Peter Von Kant

Analyste percutant des rapports de pouvoir, chroniqueur impitoyable des hypocrisies qui ont présidé à la reconstruction de l’Allemagne (alors de l’Ouest), Rainer Werner Fassbinder constitue pour François Ozon un sujet d’inspiration et de profonde admiration. En 2000 déjà, le réalisateur de «Grâce à Dieu» portait à l’écran l’une des pièces de théâtre du Bavarois scandaleux, «Gouttes d’eau sur pierres brûlantes».

Tiré de l’incroyable «Les larmes amères de Petra Von Kant» (1972), mélodrame en huis-clos de la plus belle eau, «Peter Von Kant» est une adaptation libre et plutôt audacieuse de l’un des chefs-d’œuvre du cinéaste allemand. Il y racontait les déboires et désespoirs d’une créatrice de mode célébrissime se consumant de passion pour Karin, une orpheline issue d’un milieu ouvrier. D’une grande beauté et dotée d’une intelligence aigüe, la jeune femme se révélait une manipulatrice hors-pair, jusqu’à briser le cœur de son amoureuse éperdue.
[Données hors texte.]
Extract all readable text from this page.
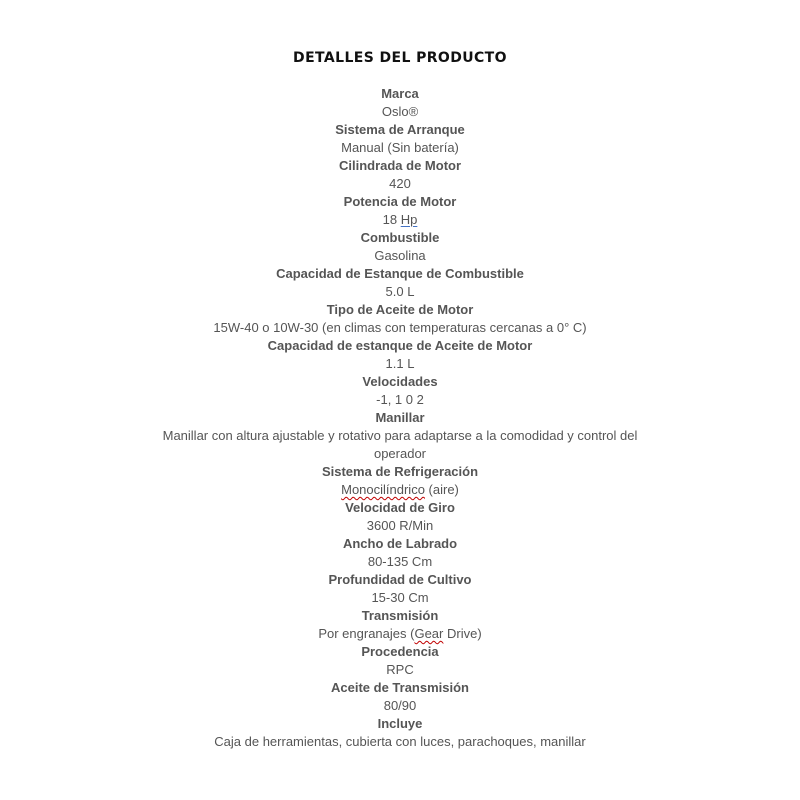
DETALLES DEL PRODUCTO
Marca
Oslo®
Sistema de Arranque
Manual (Sin batería)
Cilindrada de Motor
420
Potencia de Motor
18 Hp
Combustible
Gasolina
Capacidad de Estanque de Combustible
5.0 L
Tipo de Aceite de Motor
15W-40 o 10W-30 (en climas con temperaturas cercanas a 0° C)
Capacidad de estanque de Aceite de Motor
1.1 L
Velocidades
-1, 1 0 2
Manillar
Manillar con altura ajustable y rotativo para adaptarse a la comodidad y control del operador
Sistema de Refrigeración
Monocilíndrico (aire)
Velocidad de Giro
3600 R/Min
Ancho de Labrado
80-135 Cm
Profundidad de Cultivo
15-30 Cm
Transmisión
Por engranajes (Gear Drive)
Procedencia
RPC
Aceite de Transmisión
80/90
Incluye
Caja de herramientas, cubierta con luces, parachoques, manillar
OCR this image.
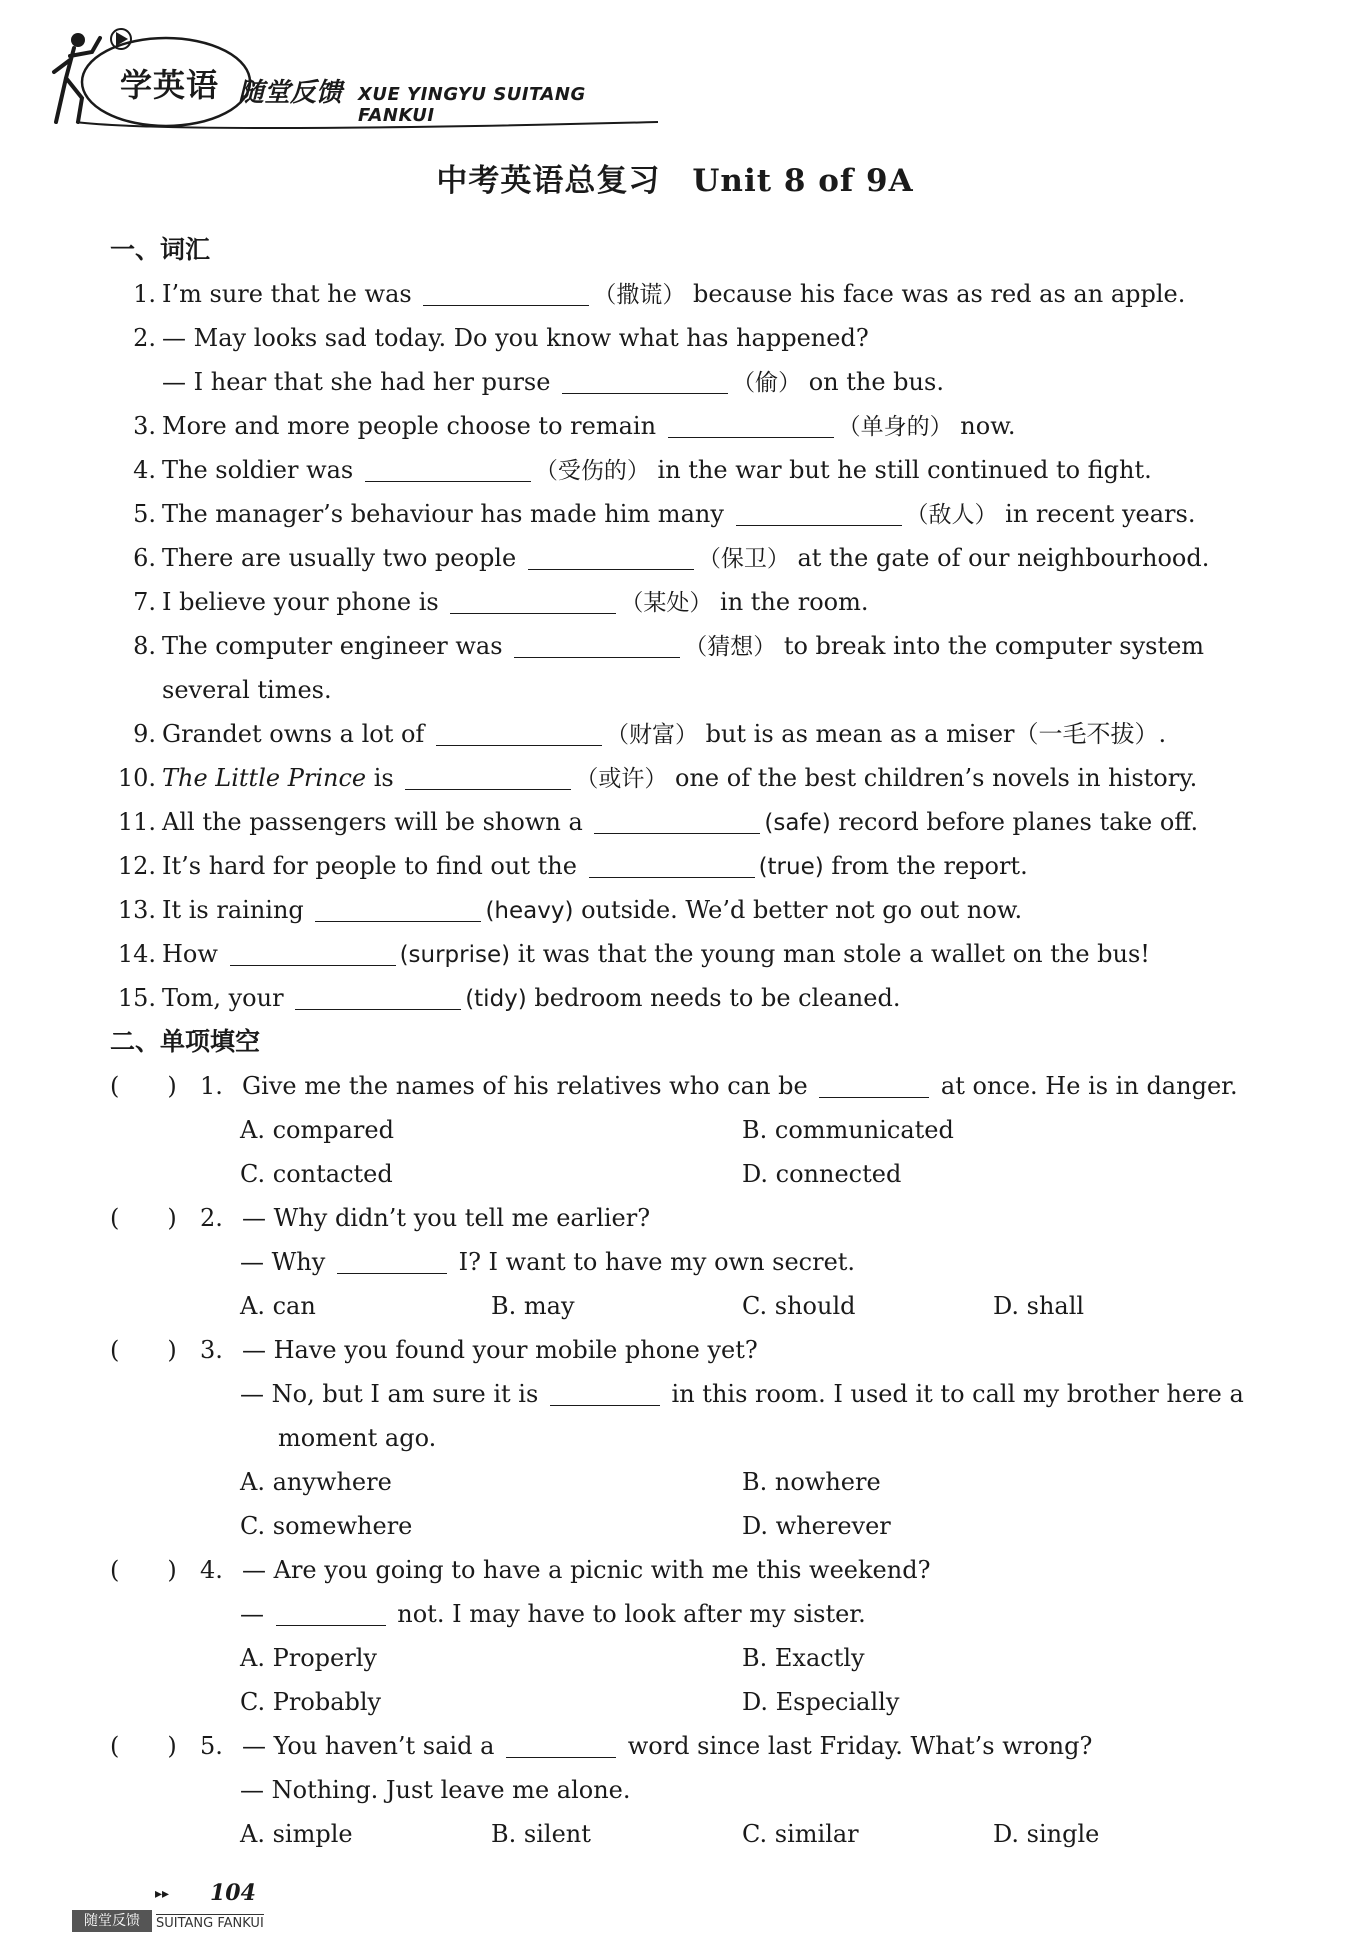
学英语 随堂反馈 XUE YINGYU SUITANG FANKUI
中考英语总复习　Unit 8 of 9A
一、词汇
1. I’m sure that he was	（撒谎） because his face was as red as an apple.
2. — May looks sad today. Do you know what has happened?
— I hear that she had her purse	（偷） on the bus.
3. More and more people choose to remain	（单身的） now.
4. The soldier was	（受伤的） in the war but he still continued to fight.
5. The manager’s behaviour has made him many	（敌人） in recent years.
6. There are usually two people	（保卫） at the gate of our neighbourhood.
7. I believe your phone is	（某处） in the room.
8. The computer engineer was	（猜想） to break into the computer system
several times.
9. Grandet owns a lot of	（财富） but is as mean as a miser（一毛不拔）.
10. The Little Prince is	（或许） one of the best children’s novels in history.
11. All the passengers will be shown a	(safe) record before planes take off.
12. It’s hard for people to find out the	(true) from the report.
13. It is raining	(heavy) outside. We’d better not go out now.
14. How	(surprise) it was that the young man stole a wallet on the bus!
15. Tom, your	(tidy) bedroom needs to be cleaned.
二、单项填空
(　　) 1. Give me the names of his relatives who can be	at once. He is in danger.
A. compared	B. communicated
C. contacted	D. connected
(　　) 2. — Why didn’t you tell me earlier?
— Why	I? I want to have my own secret.
A. can	B. may	C. should	D. shall
(　　) 3. — Have you found your mobile phone yet?
— No, but I am sure it is	in this room. I used it to call my brother here a
moment ago.
A. anywhere	B. nowhere
C. somewhere	D. wherever
(　　) 4. — Are you going to have a picnic with me this weekend?
—	not. I may have to look after my sister.
A. Properly	B. Exactly
C. Probably	D. Especially
(　　) 5. — You haven’t said a	word since last Friday. What’s wrong?
— Nothing. Just leave me alone.
A. simple	B. silent	C. similar	D. single
▸▸ 104
随堂反馈	SUITANG FANKUI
Projeté au dernier festival de Berlin, le 21e long-métrage de François Ozon, comme son titre le suggère, en masculinise la plupart des protagonistes, tout gardant identiques le lieu et le temps de l’action, ainsi que sa forme de huis-clos… Petra la styliste devient Peter (Denis Ménochet), cinéaste craint et reconnu, qui tombe amoureux sans retour d’un bel éphèbe sorti de nulle part, prénommé Amir (Khalil Gharbia). Celui-ci lui a été présenté par Sidonie (Isabelle Adjani), vedette du grand écran dont il a contribué à faire une star. Loin de constituer une bête copie admirative, le remake profite à plein de l’idée brillante de métamorphoser Petra en Peter. Ce changement de sexe permet en effet à Ozon de dresser en creux un portrait de Fassbinder troublant d’ambiguïté, à la fois dominant et dominé, que rehausse encore la prestation d’un Denis Ménochet étonnant de ressemblance!